While all the brewers on the panel were positive on growth of the regional market — craft brewing is still a very territorial industry — the business of craft brewing today isn’t as lighthearted an endeavor as many prospective homebrewers might believe. The takeaway: craft brewing at scale isn’t a hobby, it’s manufacturing and the business model has to be just as solid as the passion.
“There are a lot of people getting into the business,” Deitenhofer said, “but at the last Great American Beer Festival, Paul Gatza, director of the Brewers Association, said after traveling the U.S. and tasting a lot of the startup breweries out there; he was disappointed as far as the quality.”
According to Gatza, there were a lot of people just pushing out liquid because they wanted to get a business open.
“You have to focus on the quality and don’t rush into it,” Deitenhofer said. “Make sure your liquid is the best thing you can possibly put out. Ask a lot questions and never be in a rush to get there because that will put you out of business real quick.”
With the craft brewing landscape becoming more populated; quality, differentiation, branding and securing the right capital, the panel agreed, are the most important areas to develop.
“Throwing lemon grass and ginger and basil into your beer isn’t necessarily a differentiating factor, so in my mind it really comes down to the quality of your product,” said Telegraph’s Thompson. “If you’re making interesting, unique, well-made beers then you’re probably gonna succeed. But if you’re playing the ‘me too’ game, — and this is the same thing with industries like software and everything else — if you’re trying to chase Candy Crush with your app you’re probably not going to succeed. The same goes for beer, you have to find you own path.”
Telegraph, which produces about 3,000 barrels annually, is still a burgeoning brand and is currently raising another $500,000 to expand its facility in Santa Barbara’s Funk Zone. The brewer also recently redesigned its labels and marketing materials, and is looking to start canning some of its mainstay beers. Thompson, who has a background in business and briefly worked on Wall Street as analyst, said the company is targeting roughly 25-30 percent growth per year.
As Telegraph positions to grow, Thompson said his past experience is what gives him a lot of confidence to pursue the retail route, whereas many new entrants to the industry will opt for the brewpub realm — a less risky prospect with opportunity for earlier cash flow that avoids shelf competition with other labels.

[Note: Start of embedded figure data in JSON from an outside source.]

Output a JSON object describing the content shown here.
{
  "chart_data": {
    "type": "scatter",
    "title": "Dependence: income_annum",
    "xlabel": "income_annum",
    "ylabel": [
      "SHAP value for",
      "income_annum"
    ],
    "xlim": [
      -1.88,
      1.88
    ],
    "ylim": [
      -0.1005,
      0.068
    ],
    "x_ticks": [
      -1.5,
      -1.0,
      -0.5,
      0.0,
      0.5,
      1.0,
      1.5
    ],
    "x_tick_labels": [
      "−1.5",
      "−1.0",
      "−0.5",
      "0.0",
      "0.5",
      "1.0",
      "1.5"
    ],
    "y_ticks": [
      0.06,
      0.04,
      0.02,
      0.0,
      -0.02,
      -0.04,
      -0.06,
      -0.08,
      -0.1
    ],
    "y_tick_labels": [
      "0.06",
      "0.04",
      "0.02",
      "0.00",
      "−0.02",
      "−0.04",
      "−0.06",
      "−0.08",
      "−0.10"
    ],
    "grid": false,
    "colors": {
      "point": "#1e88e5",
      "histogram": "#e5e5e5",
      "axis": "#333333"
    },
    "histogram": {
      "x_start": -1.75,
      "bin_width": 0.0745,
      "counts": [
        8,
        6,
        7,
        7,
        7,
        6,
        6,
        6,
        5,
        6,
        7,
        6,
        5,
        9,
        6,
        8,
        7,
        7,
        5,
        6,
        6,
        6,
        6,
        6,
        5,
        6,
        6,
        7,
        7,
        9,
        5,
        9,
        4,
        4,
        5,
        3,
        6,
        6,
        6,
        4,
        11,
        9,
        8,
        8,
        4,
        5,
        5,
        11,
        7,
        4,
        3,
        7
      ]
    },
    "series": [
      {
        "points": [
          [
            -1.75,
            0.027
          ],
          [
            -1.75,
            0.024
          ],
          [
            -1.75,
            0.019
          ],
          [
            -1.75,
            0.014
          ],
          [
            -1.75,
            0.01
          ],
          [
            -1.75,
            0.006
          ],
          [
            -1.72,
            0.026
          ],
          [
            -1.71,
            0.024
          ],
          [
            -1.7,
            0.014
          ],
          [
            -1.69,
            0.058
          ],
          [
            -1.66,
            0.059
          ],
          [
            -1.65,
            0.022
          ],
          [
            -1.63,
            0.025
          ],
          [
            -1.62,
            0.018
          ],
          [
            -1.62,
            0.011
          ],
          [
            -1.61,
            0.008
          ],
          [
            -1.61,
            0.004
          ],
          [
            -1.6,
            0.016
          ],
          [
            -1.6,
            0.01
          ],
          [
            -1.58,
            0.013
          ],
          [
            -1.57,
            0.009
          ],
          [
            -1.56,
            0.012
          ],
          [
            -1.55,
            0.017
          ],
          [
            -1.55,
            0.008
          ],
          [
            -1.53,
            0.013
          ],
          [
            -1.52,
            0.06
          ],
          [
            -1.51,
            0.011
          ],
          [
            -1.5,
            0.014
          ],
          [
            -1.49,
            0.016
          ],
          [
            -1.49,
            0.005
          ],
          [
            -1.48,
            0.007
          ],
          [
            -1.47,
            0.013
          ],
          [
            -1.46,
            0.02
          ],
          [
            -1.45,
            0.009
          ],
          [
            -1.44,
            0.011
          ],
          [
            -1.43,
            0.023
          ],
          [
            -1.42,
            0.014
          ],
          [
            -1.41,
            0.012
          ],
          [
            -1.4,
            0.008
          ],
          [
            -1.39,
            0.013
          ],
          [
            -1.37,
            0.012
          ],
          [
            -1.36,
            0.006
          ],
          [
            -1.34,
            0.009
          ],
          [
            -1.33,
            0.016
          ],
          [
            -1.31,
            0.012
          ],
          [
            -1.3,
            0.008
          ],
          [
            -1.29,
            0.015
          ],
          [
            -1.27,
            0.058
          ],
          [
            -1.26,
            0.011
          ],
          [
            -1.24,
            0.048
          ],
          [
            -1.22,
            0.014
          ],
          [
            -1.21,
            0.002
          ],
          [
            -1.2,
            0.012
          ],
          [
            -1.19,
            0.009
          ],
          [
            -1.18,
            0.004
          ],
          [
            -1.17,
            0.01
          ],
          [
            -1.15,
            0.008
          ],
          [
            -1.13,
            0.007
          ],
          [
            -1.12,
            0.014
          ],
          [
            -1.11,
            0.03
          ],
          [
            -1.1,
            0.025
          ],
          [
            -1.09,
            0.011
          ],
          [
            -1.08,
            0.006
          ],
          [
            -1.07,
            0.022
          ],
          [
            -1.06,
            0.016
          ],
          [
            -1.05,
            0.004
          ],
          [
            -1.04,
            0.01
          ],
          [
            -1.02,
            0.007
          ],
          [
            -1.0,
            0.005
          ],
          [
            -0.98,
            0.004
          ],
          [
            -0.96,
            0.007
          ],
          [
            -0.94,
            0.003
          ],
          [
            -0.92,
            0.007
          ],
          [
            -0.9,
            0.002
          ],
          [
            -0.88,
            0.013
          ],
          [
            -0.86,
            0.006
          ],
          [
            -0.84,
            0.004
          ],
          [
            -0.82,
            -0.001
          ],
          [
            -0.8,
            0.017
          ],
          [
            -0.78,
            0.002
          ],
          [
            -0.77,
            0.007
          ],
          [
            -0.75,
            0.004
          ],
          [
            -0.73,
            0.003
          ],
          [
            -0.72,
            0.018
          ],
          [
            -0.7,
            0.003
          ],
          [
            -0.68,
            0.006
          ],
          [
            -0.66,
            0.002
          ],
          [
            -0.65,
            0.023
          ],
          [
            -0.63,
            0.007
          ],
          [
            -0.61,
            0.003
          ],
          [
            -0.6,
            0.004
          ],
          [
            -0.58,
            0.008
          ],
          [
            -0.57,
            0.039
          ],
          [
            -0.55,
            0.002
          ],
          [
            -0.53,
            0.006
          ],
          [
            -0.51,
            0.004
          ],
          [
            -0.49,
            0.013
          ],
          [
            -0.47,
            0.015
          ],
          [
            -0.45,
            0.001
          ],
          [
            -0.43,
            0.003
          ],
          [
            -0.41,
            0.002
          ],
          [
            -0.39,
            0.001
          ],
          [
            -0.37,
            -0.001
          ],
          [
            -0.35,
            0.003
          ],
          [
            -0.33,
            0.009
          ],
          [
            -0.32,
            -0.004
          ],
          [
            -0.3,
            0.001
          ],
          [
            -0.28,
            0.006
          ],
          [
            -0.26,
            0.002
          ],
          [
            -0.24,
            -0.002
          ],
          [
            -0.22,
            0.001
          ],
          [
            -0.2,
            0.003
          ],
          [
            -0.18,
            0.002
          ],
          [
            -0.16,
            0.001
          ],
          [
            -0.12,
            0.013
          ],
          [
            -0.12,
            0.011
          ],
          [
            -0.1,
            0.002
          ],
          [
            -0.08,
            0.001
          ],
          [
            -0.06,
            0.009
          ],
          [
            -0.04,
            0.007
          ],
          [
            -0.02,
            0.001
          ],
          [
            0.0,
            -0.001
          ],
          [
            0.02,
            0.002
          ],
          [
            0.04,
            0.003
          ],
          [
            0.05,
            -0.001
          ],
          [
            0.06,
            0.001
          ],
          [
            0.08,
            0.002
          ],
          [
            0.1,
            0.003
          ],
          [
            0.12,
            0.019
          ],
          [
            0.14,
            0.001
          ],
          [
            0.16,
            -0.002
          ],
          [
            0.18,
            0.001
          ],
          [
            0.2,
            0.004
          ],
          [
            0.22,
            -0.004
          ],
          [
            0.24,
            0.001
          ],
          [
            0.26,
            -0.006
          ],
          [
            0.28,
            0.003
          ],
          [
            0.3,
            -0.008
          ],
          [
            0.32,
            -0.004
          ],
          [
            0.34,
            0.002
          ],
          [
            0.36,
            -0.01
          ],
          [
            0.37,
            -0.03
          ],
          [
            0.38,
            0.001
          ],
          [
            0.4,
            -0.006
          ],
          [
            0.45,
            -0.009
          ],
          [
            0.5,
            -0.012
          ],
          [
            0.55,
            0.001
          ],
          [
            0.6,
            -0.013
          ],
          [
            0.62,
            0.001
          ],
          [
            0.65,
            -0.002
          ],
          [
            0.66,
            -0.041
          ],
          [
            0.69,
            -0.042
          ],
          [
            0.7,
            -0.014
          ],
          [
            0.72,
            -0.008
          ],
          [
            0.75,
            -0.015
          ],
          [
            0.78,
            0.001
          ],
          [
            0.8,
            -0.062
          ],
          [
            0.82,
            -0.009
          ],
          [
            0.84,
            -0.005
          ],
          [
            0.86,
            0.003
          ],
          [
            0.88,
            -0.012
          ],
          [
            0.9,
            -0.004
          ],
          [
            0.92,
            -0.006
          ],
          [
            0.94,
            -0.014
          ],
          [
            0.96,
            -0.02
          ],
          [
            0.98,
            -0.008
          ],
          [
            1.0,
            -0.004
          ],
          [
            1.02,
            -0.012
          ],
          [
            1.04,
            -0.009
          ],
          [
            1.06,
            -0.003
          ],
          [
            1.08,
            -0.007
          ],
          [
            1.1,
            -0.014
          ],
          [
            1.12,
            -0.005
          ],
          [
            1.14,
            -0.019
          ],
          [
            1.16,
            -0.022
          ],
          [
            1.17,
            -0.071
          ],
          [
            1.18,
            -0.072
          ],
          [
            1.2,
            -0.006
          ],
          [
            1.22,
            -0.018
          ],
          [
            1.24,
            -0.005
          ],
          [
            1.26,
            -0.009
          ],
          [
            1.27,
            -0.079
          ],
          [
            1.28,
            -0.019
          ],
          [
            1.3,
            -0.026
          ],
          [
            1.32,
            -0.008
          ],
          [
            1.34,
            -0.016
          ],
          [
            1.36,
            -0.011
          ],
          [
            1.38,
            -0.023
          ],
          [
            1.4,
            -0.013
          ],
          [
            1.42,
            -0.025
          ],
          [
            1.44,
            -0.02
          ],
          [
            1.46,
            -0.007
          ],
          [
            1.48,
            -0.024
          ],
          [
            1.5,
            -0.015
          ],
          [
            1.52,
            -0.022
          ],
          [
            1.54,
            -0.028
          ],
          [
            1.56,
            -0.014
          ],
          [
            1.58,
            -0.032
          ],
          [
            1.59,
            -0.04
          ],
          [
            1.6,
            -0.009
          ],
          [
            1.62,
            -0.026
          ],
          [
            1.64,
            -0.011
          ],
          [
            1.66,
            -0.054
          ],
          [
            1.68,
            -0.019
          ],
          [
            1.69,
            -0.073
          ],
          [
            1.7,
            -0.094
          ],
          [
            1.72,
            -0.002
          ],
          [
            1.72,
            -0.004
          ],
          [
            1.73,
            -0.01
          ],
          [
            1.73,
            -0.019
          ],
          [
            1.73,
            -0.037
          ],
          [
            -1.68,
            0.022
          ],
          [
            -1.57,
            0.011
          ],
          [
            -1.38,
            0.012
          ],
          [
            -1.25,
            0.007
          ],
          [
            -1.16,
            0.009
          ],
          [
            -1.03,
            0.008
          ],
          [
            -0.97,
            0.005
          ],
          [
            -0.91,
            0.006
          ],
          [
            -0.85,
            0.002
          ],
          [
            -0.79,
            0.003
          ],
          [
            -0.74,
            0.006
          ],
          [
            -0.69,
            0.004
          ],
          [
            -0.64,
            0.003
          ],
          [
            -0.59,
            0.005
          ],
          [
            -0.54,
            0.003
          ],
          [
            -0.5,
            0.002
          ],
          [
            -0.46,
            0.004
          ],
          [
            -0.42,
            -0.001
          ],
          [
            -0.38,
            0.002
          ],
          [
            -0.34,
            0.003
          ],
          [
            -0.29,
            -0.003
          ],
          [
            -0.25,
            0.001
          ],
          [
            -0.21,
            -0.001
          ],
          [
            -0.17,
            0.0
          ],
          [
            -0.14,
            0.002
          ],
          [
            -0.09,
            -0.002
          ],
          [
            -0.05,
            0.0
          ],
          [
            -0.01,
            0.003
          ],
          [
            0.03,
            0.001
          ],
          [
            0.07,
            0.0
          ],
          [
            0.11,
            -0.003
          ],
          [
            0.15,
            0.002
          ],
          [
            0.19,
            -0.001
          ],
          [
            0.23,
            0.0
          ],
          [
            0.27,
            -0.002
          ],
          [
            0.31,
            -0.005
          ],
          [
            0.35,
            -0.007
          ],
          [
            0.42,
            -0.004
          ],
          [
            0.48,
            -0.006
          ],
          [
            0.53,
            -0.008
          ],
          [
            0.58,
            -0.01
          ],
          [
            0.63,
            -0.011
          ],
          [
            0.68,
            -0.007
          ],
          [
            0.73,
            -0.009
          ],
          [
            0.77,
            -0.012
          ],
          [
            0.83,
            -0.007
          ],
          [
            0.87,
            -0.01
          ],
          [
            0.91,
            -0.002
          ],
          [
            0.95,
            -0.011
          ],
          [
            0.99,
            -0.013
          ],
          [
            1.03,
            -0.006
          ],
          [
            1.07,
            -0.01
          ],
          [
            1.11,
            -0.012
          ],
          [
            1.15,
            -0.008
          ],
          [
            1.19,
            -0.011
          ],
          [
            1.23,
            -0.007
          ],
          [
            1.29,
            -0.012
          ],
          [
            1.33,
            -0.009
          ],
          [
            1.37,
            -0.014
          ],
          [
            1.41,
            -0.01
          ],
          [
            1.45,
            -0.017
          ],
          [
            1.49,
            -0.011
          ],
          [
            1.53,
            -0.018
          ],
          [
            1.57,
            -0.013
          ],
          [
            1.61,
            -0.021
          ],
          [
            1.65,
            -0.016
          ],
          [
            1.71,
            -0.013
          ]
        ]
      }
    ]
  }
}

“Inevitably this is a very capital intensive business, and when I sit down with potential investors or bankers, they’re speaking a financial language and I think its hard to convince somebody to invest in me or loan to me or the company if I can’t have a conversation at their level,” Thompson said. “I think a business background opened doors that probably aren’t open to someone who is just a really passionate homebrewer. That guy might be able to make great beer, but he might not be able to run a business.”
As the craft beer market progresses, the entrance of private equity has already reared its head. Mergers and acquisition activity is also working through the ranks as bigger craft labels and major labels like Anheuser-Busch offer buy out deals.
Whether there is a craft beer industry bubble on the horizon, the answer is more nuanced than boom and bust. The craft beer industry in general has plenty of capacity and brewpubs have an almost unlimited runway. The bubble is in certain specialty beers like Anheuser-Busch’s popular Belgian wheat beer Shock Top and the similarly-styled Miller-Coors owned Blue Moon brand.
“Those types of beers are filling the void that a lot of craft brewers don’t have the capacity to fill,” said Pure Order’s Burge. “I think we’ll start to see those types of markets close in and craft beer going in instead.”